The experience of stress is an inherent aspect of daily-life. However, can we validly measure this in real life, and how and under what circumstances does it contribute to disease? We are looking for researchers that work on our exciting Stress in Action project.
Stress in Action project:
In this project, 65 multidisciplinary scientists from six Dutch Universities collaborate around the theme ‘stress in daily life’. Divided over three Research Themes and three Support Cores, the Stress in Action consortium will validate daily-life stress assessments, examine which contextual factors contribute to the experience of daily-life stress, and examine how daily-life stress leads to the development of both mental and cardiometabolic diseases. The project is funded through the Dutch Scientific Organization under the Gravitation program. More details can be found here:
www.stressinaction.nl.
What will you be doing?:
As a PhD-student your main mission is to provide the Stress in Action community with tools for the continuous (and reliable) recording of the cognitive stress responses in daily life.

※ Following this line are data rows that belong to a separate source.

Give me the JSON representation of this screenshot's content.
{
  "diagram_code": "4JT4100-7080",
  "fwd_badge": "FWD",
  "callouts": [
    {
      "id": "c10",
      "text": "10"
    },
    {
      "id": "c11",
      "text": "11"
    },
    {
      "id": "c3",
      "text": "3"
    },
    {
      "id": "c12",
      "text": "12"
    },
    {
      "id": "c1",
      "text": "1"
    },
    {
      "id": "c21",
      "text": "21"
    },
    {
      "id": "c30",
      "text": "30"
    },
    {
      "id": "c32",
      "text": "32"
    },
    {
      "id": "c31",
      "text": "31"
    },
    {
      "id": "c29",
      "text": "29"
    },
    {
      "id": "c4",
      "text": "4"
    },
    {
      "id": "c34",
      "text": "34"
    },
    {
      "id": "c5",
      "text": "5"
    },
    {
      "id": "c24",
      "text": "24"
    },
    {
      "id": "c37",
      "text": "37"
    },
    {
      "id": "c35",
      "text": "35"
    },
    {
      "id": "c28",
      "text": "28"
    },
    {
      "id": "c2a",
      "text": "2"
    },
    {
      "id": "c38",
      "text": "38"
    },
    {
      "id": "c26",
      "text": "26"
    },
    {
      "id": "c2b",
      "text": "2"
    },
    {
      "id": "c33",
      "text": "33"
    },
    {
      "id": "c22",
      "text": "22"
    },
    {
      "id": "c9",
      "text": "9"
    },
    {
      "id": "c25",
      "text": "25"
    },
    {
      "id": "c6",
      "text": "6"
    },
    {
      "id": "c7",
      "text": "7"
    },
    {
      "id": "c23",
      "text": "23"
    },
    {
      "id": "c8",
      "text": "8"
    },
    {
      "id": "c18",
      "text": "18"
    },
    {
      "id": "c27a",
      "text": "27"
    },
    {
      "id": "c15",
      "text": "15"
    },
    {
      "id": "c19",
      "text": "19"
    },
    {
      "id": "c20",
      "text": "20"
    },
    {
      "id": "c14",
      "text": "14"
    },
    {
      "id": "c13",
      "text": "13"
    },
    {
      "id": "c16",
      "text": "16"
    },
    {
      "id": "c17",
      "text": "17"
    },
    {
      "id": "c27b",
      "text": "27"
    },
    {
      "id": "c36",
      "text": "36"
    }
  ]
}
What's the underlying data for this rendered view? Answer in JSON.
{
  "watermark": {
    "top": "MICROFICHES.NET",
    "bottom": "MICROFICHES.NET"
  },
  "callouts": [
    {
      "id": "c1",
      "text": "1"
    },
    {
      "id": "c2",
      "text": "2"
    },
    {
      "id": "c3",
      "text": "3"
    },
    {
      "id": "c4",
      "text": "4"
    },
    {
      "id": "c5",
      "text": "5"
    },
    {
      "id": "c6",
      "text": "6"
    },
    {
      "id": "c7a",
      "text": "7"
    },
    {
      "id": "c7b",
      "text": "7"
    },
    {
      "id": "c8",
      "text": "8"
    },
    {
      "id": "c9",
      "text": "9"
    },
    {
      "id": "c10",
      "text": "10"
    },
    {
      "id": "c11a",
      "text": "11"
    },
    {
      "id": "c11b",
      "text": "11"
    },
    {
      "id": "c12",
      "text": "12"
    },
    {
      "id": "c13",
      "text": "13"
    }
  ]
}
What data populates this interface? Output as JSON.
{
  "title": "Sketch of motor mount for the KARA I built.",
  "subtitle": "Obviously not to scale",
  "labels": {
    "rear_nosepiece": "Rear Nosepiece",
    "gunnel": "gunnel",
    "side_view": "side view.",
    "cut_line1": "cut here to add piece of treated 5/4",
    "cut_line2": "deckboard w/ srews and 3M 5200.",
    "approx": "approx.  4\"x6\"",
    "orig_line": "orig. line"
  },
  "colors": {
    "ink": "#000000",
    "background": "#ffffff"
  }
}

You will start by reviewing the state of the art in active and passive sensing of cognitive aspects of the stress response. This review will focus on constructs underlying and relating to executive function based on both traditional tests as well as passive sensing methods. As an example, you may delve into the potential of passive sensing techniques, such as keystroke dynamics - observing how people type or interact with their smartphones - might provide insight into their cognitive state and potentially reflect varying levels of stress.
Following this foundational work, you will initiate a secondary objective providing the consortium with an up-to-date overview of the best commercially available tools for measuring behavioural stress responses, especially focusing on sleep trackers. The relationship between outcomes from these behavioural tools and the cognitive tools will be explored.

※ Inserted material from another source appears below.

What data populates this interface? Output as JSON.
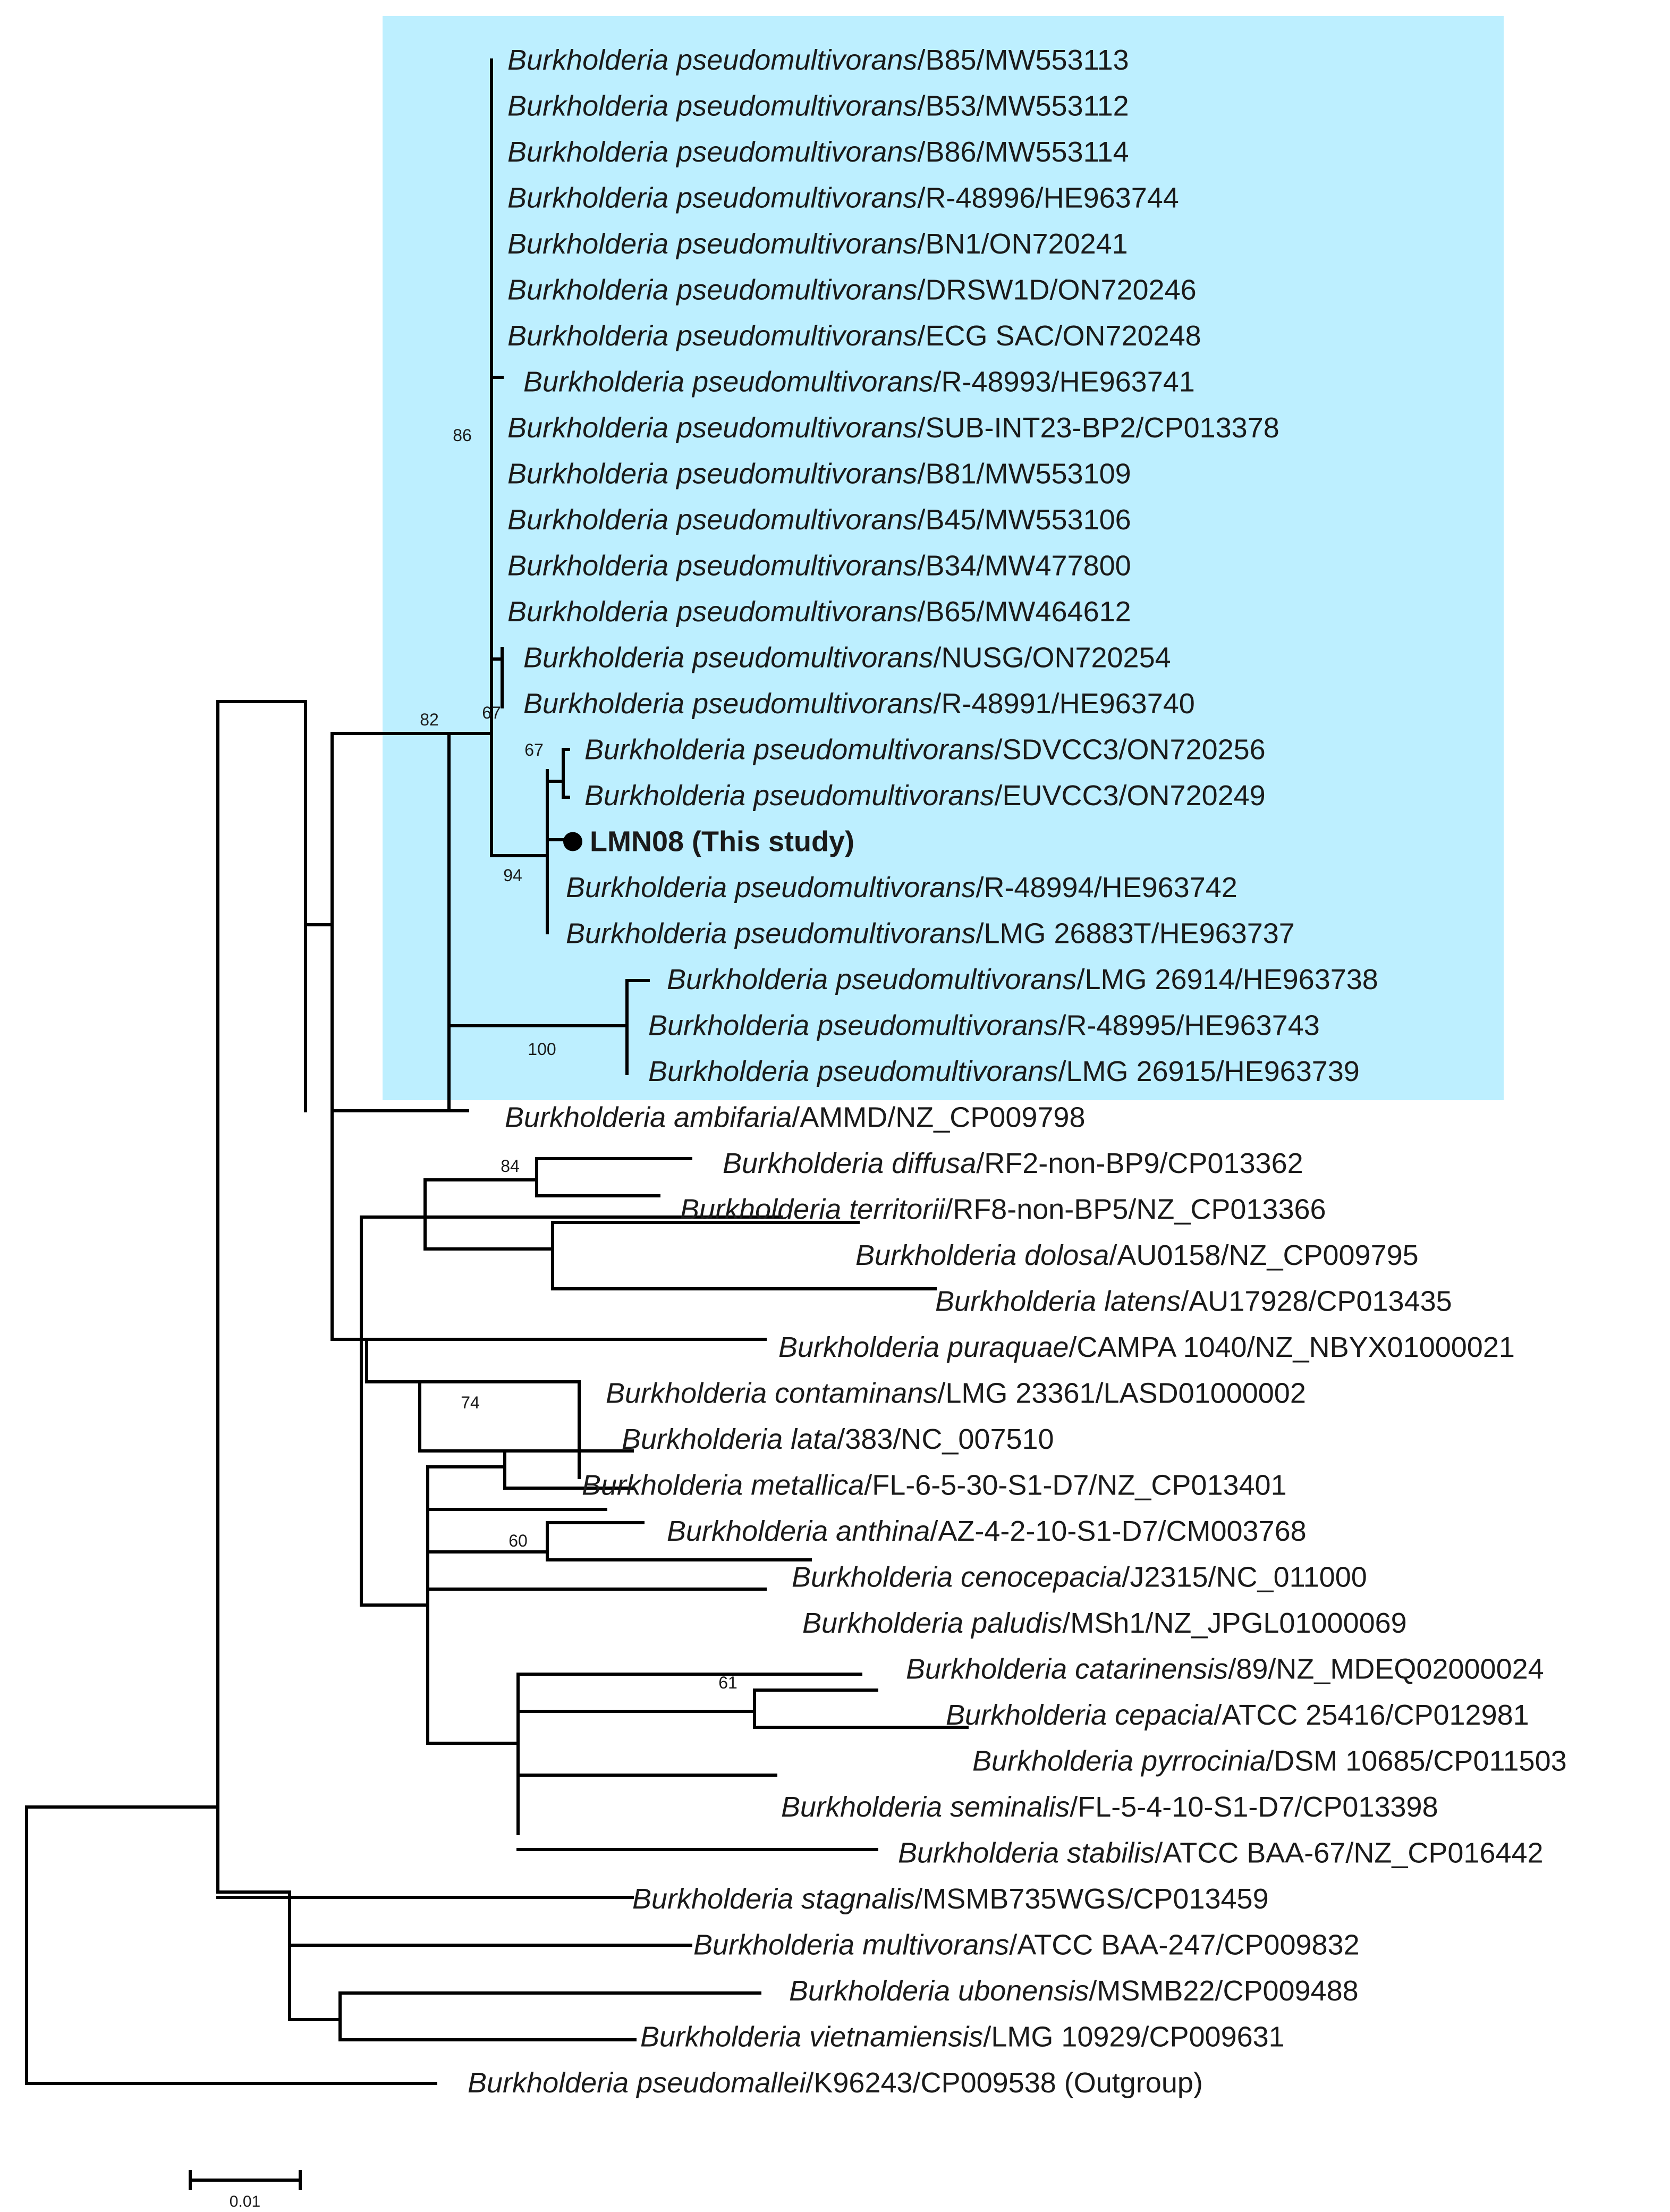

In parallel, you will also start validating the identified cognitive tools through lab and daily life studies. For instance, you could focus on comparing existing adaptations of traditional cognitive tests for smartphones, such as the Stroop test, which measures processes tapping on interference control and reaction time. By deploying such tests at different times, you will investigate how performance varies with stress levels and how passive and active sensing of the cognitive stress response varies over different tools.
You'll harness the potential of these cognitive tools to determine optimal moments for participant responses to experience sampling items or just-in-time adaptive interventions (JITAIs).
By the end of the project, you will have contributed substantially to our understanding of the cognitive aspects of the stress response and provided valuable tools and methodologies for researchers in the field.